Toda vez que Ivan Amorin me avisa que está saindo de Maringá rumo à Bahia para mais um trampo como fotógrafo de formaturas, eu reforço a encomenda de três ou quatro baianas, daquelas que ele sempre me diz que existem por lá – mas Ivan, não sei por que, nunca atende meus pedidos. Paciência. Não que Goiás e, principalmente, as goianas não devam ser atraentes, mas, sei lá, na cabeça deturpada de homem, sol e mulher combinam mais com praia do que com o cerrado.
O fato é que aquelas frutinhas esborrachadas na calçada da Rio de Janeiro me lembraram que tive, sim, a oportunidade de saborear o tal pequi. Foi no início do ano passado, quando, sem ter o que fazer, passei uma temporada de engorda em Guará-SP. Um dia, fui surpreendido com o convite do Papelão e da tia Dite para acompanhá-los até Pires do Rio. Como fazem pelo menos duas vezes por ano, iriam visitar o César, o mais novo dos onze irmãos Cherutti, dos quais Dite e minha mãe fazem parte.
Fazia 15 anos ou mais que eu não via tio César, desde que ele e a Cleonice, cansados da mesmice da pequena Guará, venderam o que tinham, fizeram as trouxinhas e se pirulitaram para Goiás. Nem meus primos, já adolescentes, eu conhecia. Era, portanto, uma grande chance, imperdível, de rever tio César, conhecer meus primos e, de quebra, experimentar o pequi – ainda que não tivesse consciência disso. Até que na segunda ou terceira noite de estadia na progressiva Pires do Rio, a Cléo anuncia: “Hoje vamos de arroz com pequi e frango”. Pensei: “Pô, é hoje!”
Já tinha ouvido falar do dito cujo. Que é preciso cuidado para não machucar as gengivas no caroço do bicho. Imaginava-o como um cajamanga: gostoso, mas não vá com muita sede ao pote porque o caroço pode render surpresas desagradáveis. E, me desculpem os goianos e, especial, as goianas, mas para mim o pequi foi uma decepção. Orientado pela Cléo, peguei o bicho na mão e o raspei nos dentes. O troço é liso e o sabor... Sei lá, dei uma raspada só, não curti e minha história com o pequi terminou ali. Está longe de ser um trauma, mas digamos que se for a algum mercado não vou atacar uma bancada de pequis como nordestino faz com farinha e carne seca.

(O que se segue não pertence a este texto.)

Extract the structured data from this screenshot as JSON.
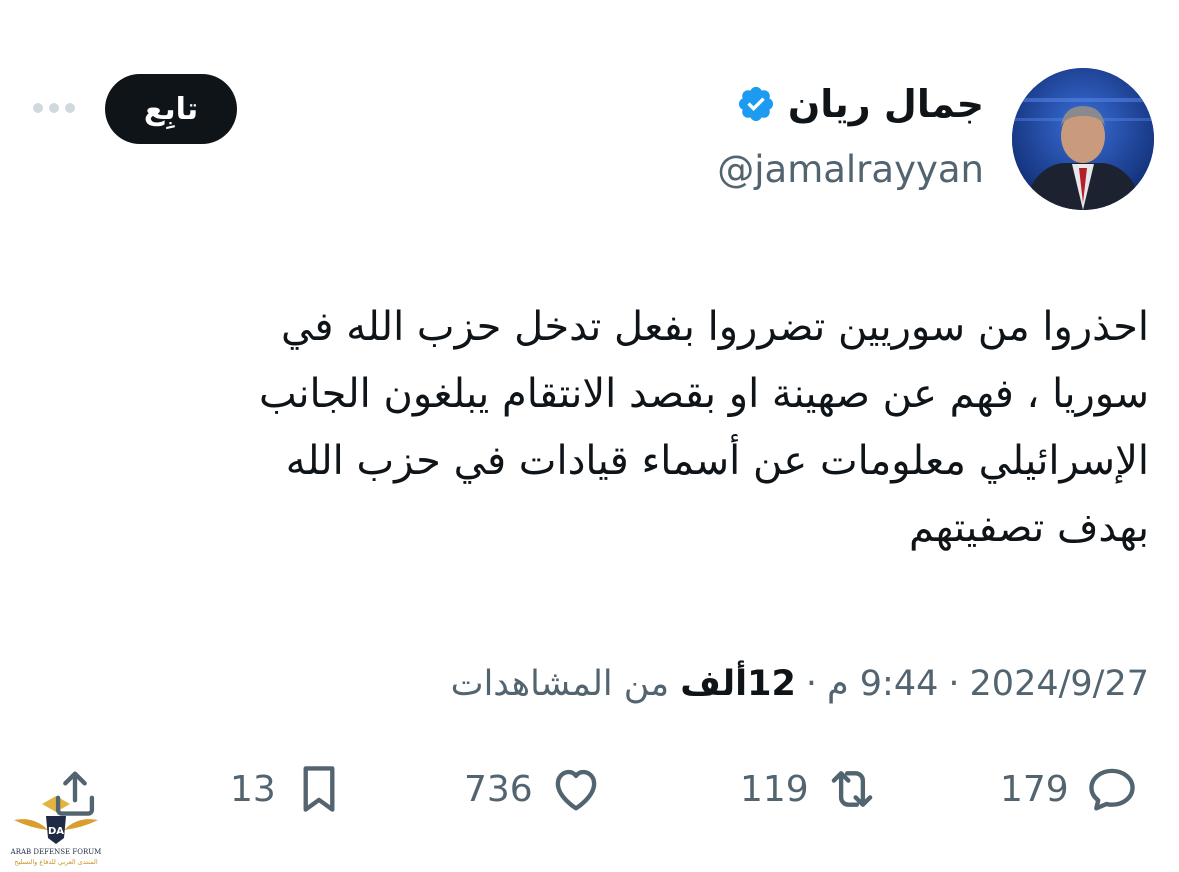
{
  "author": {
    "display_name": "جمال ريان",
    "handle": "@jamalrayyan",
    "verified": true,
    "verified_color": "#1d9bf0"
  },
  "follow_label": "تابِع",
  "tweet": {
    "text": "احذروا من سوريين تضرروا بفعل تدخل حزب الله في\nسوريا ، فهم عن صهينة او بقصد الانتقام يبلغون الجانب\nالإسرائيلي معلومات عن أسماء قيادات في حزب الله\nبهدف تصفيتهم"
  },
  "meta": {
    "date": "2024/9/27",
    "time": "9:44 م",
    "views_count": "12ألف",
    "views_label": "من المشاهدات",
    "separator": "·"
  },
  "actions": {
    "replies": "179",
    "retweets": "119",
    "likes": "736",
    "bookmarks": "13"
  },
  "watermark": {
    "logo_text": "DA",
    "line1": "ARAB DEFENSE FORUM",
    "line2": "المنتدى العربي للدفاع والتسليح"
  }
}
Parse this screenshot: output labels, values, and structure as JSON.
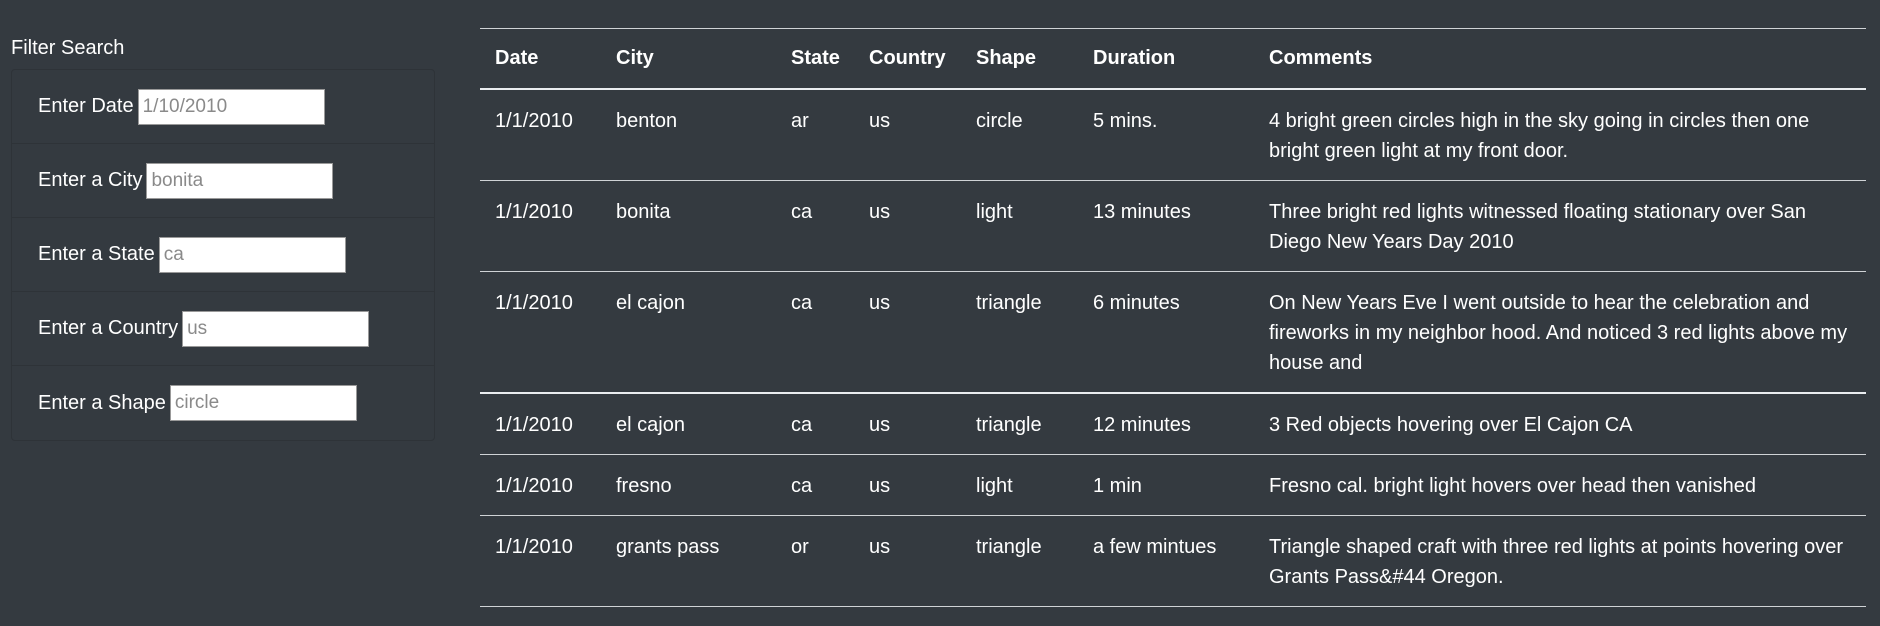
{
  "filters": {
    "title": "Filter Search",
    "items": [
      {
        "label": "Enter Date",
        "placeholder": "1/10/2010",
        "value": ""
      },
      {
        "label": "Enter a City",
        "placeholder": "bonita",
        "value": ""
      },
      {
        "label": "Enter a State",
        "placeholder": "ca",
        "value": ""
      },
      {
        "label": "Enter a Country",
        "placeholder": "us",
        "value": ""
      },
      {
        "label": "Enter a Shape",
        "placeholder": "circle",
        "value": ""
      }
    ]
  },
  "table": {
    "columns": [
      "Date",
      "City",
      "State",
      "Country",
      "Shape",
      "Duration",
      "Comments"
    ],
    "rows": [
      [
        "1/1/2010",
        "benton",
        "ar",
        "us",
        "circle",
        "5 mins.",
        "4 bright green circles high in the sky going in circles then one bright green light at my front door."
      ],
      [
        "1/1/2010",
        "bonita",
        "ca",
        "us",
        "light",
        "13 minutes",
        "Three bright red lights witnessed floating stationary over San Diego New Years Day 2010"
      ],
      [
        "1/1/2010",
        "el cajon",
        "ca",
        "us",
        "triangle",
        "6 minutes",
        "On New Years Eve I went outside to hear the celebration and fireworks in my neighbor hood. And noticed 3 red lights above my house and"
      ],
      [
        "1/1/2010",
        "el cajon",
        "ca",
        "us",
        "triangle",
        "12 minutes",
        "3 Red objects hovering over El Cajon CA"
      ],
      [
        "1/1/2010",
        "fresno",
        "ca",
        "us",
        "light",
        "1 min",
        "Fresno cal. bright light hovers over head then vanished"
      ],
      [
        "1/1/2010",
        "grants pass",
        "or",
        "us",
        "triangle",
        "a few mintues",
        "Triangle shaped craft with three red lights at points hovering over Grants Pass&#44 Oregon."
      ]
    ]
  }
}
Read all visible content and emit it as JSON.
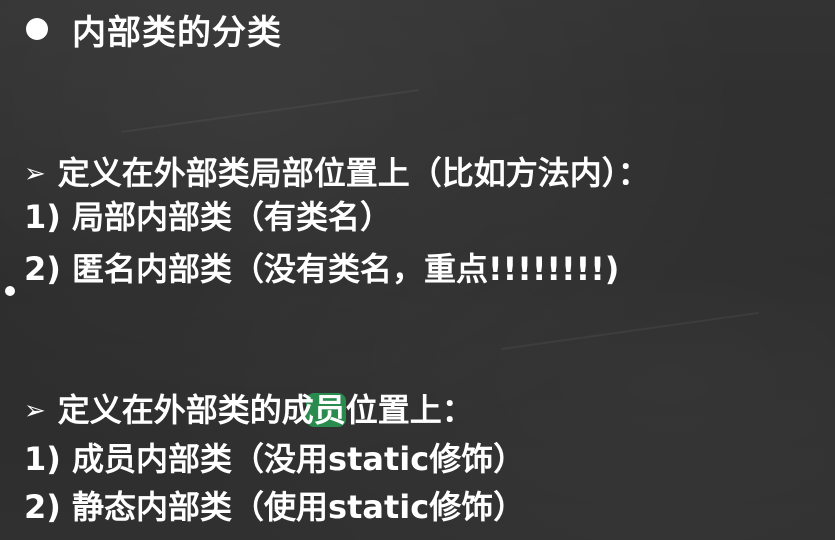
{
  "title": {
    "text": "内部类的分类"
  },
  "sections": [
    {
      "heading": "定义在外部类局部位置上（比如方法内）：",
      "items": [
        "1) 局部内部类（有类名）",
        "2) 匿名内部类（没有类名，重点!!!!!!!!)"
      ]
    },
    {
      "heading": "定义在外部类的成员位置上：",
      "items": [
        "1) 成员内部类（没用static修饰）",
        "2) 静态内部类（使用static修饰）"
      ]
    }
  ],
  "colors": {
    "background": "#2e2e2e",
    "text": "#ffffff",
    "highlight": "#28aa5a"
  },
  "icons": {
    "title_bullet": "filled-circle",
    "section_bullet": "arrowhead-right"
  }
}
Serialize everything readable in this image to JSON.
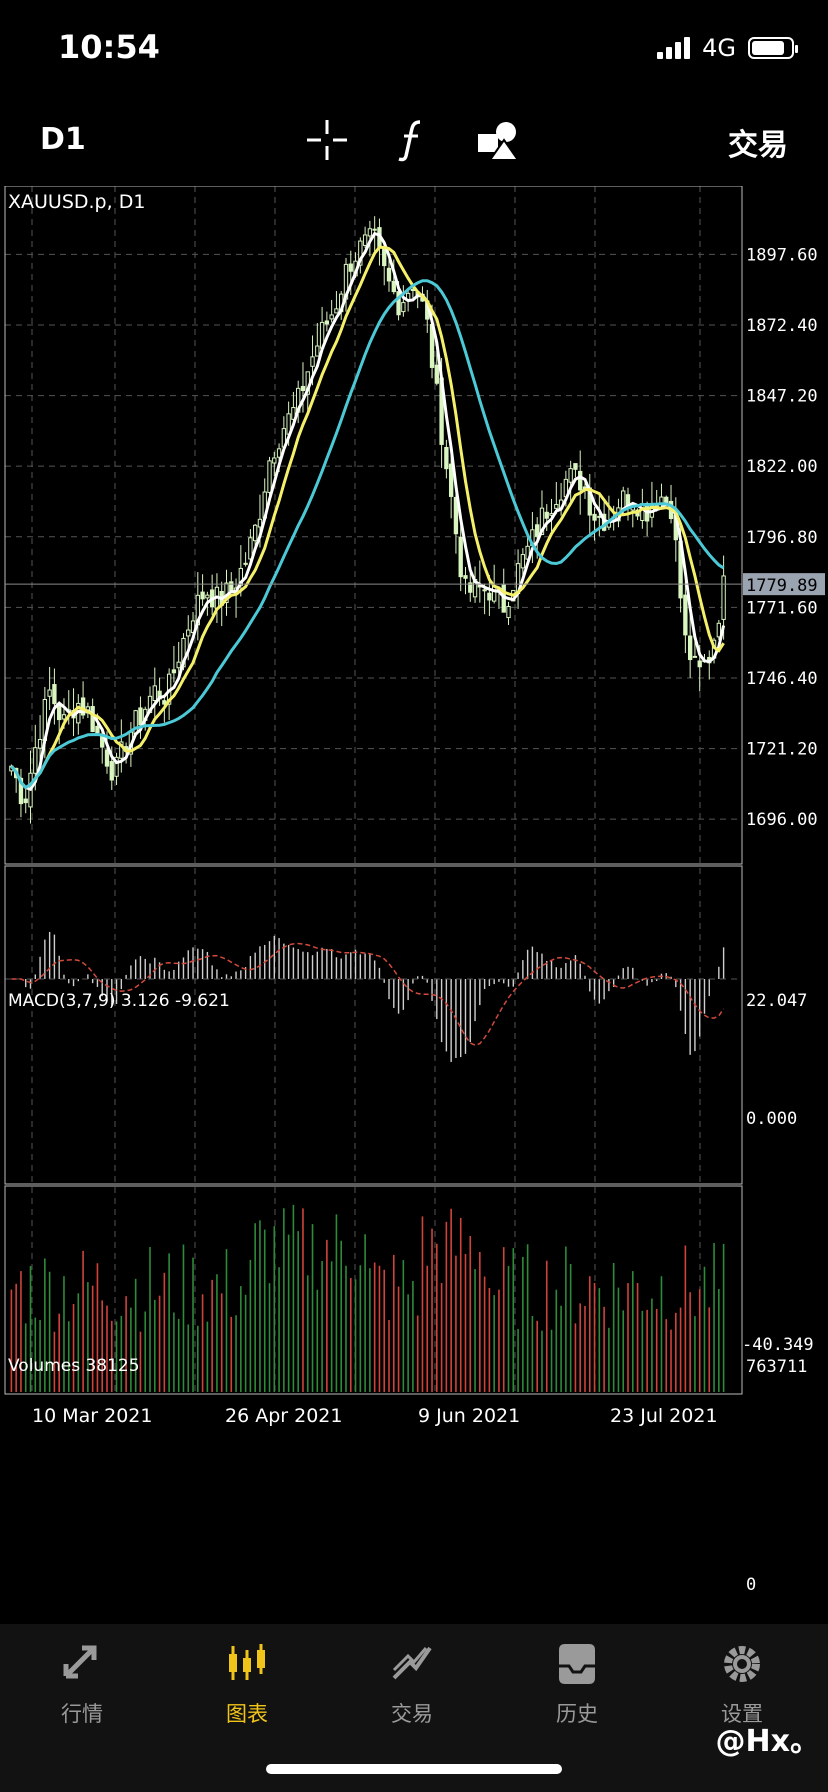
{
  "status": {
    "time": "10:54",
    "network": "4G",
    "battery_level": 0.85
  },
  "toolbar": {
    "period": "D1",
    "trade_label": "交易",
    "icons": [
      "crosshair-icon",
      "indicator-icon",
      "objects-icon"
    ]
  },
  "chart_data": {
    "type": "candlestick",
    "title": "XAUUSD.p, D1",
    "symbol": "XAUUSD.p",
    "timeframe": "D1",
    "x_ticks": [
      "10 Mar 2021",
      "26 Apr 2021",
      "9 Jun 2021",
      "23 Jul 2021"
    ],
    "y_ticks": [
      1897.6,
      1872.4,
      1847.2,
      1822.0,
      1796.8,
      1771.6,
      1746.4,
      1721.2,
      1696.0
    ],
    "ylim": [
      1680.0,
      1922.0
    ],
    "current_price": "1779.89",
    "close_series": [
      1715,
      1702,
      1725,
      1742,
      1730,
      1738,
      1734,
      1722,
      1712,
      1726,
      1733,
      1742,
      1740,
      1756,
      1770,
      1778,
      1774,
      1778,
      1787,
      1802,
      1826,
      1836,
      1843,
      1858,
      1870,
      1879,
      1894,
      1900,
      1903,
      1888,
      1880,
      1888,
      1876,
      1842,
      1809,
      1777,
      1778,
      1778,
      1772,
      1784,
      1793,
      1804,
      1812,
      1818,
      1817,
      1805,
      1803,
      1810,
      1811,
      1806,
      1812,
      1808,
      1760,
      1747,
      1755,
      1779
    ],
    "sma_fast_color": "#ffffff",
    "sma_mid_color": "#f5f06a",
    "sma_slow_color": "#4cc9d6",
    "macd": {
      "label": "MACD(3,7,9) 3.126 -9.621",
      "y_max": "22.047",
      "y_zero": "0.000",
      "y_min": "-40.349"
    },
    "volumes": {
      "label": "Volumes 38125",
      "y_max": "763711",
      "y_min": "0"
    }
  },
  "tabs": [
    {
      "label": "行情",
      "icon": "quotes-icon",
      "active": false
    },
    {
      "label": "图表",
      "icon": "chart-candles-icon",
      "active": true
    },
    {
      "label": "交易",
      "icon": "trade-icon",
      "active": false
    },
    {
      "label": "历史",
      "icon": "history-icon",
      "active": false
    },
    {
      "label": "设置",
      "icon": "gear-icon",
      "active": false
    }
  ],
  "watermark": "@Hx。"
}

Na volta do centro, sem o livro do Ruy Castro (o sebo não tinha), sem ter postado a correspondência (parte do conteúdo ficara em casa) e com um orçamento de R$ 40 para o conserto do óculos na ótica do Carlão, passei pela mesma calçada e, desta vez, vi um monte de pequis no meio-fio, amontoados, abandonados. São frutinhas de médio porte, amarelas. Imagine um mamão papaia tirado de um bonsai. É isto!
Fui vendo outros “pequis” ao longo do caminho, até chegar ao posto defronte o cemitério e me tocar de que aqueles frutos todos tinham caído da árvore ali em frente. Questionei o frentista, que me disse que não era pequi não, era outro nome que tinha ouvido de alguém, mas que não se lembrava. De fato, abri um com a unha e, em vez de um caroço espinhento, encontrei algo como uma castanha.
Lavei as mãos e segui para a casa, enfrentando uma chuvinha de molhar bobo, tentando imaginar alguma outra coisa para me meter a escritor. Aliauses, alguém tem “Ela é carioca” dando sopa por aí?
Adorei o mamão papia tirado de um bonsai! Claudia
ResponderExcluirGenial! Pelos personagens e pela essência sexo-turístico e lítero-culinária do texto. Apenas lamento aqui o meu trauma com pequís, verdadeiros: uma vez, no Venâncio 3000, em Brasília, a precária iluminação de um self-service e a minha catarata em desenvolvimento levaram-me a confundir dois frutinhos – só dois! – com almôndegas. Eu queria almôndegas há meses. Resultado, mordi com tanta vontade que rapidamente os minúsculos espinhos adentraram à mknha gengiva e bochechas. Mifu durante 48 horas. Sem precisar ir ao dentista, consegui expulsá-los naturalmente do território invadido. E viva o grande Ivan Amorin, esse elemento essencial à fotografia brasileira.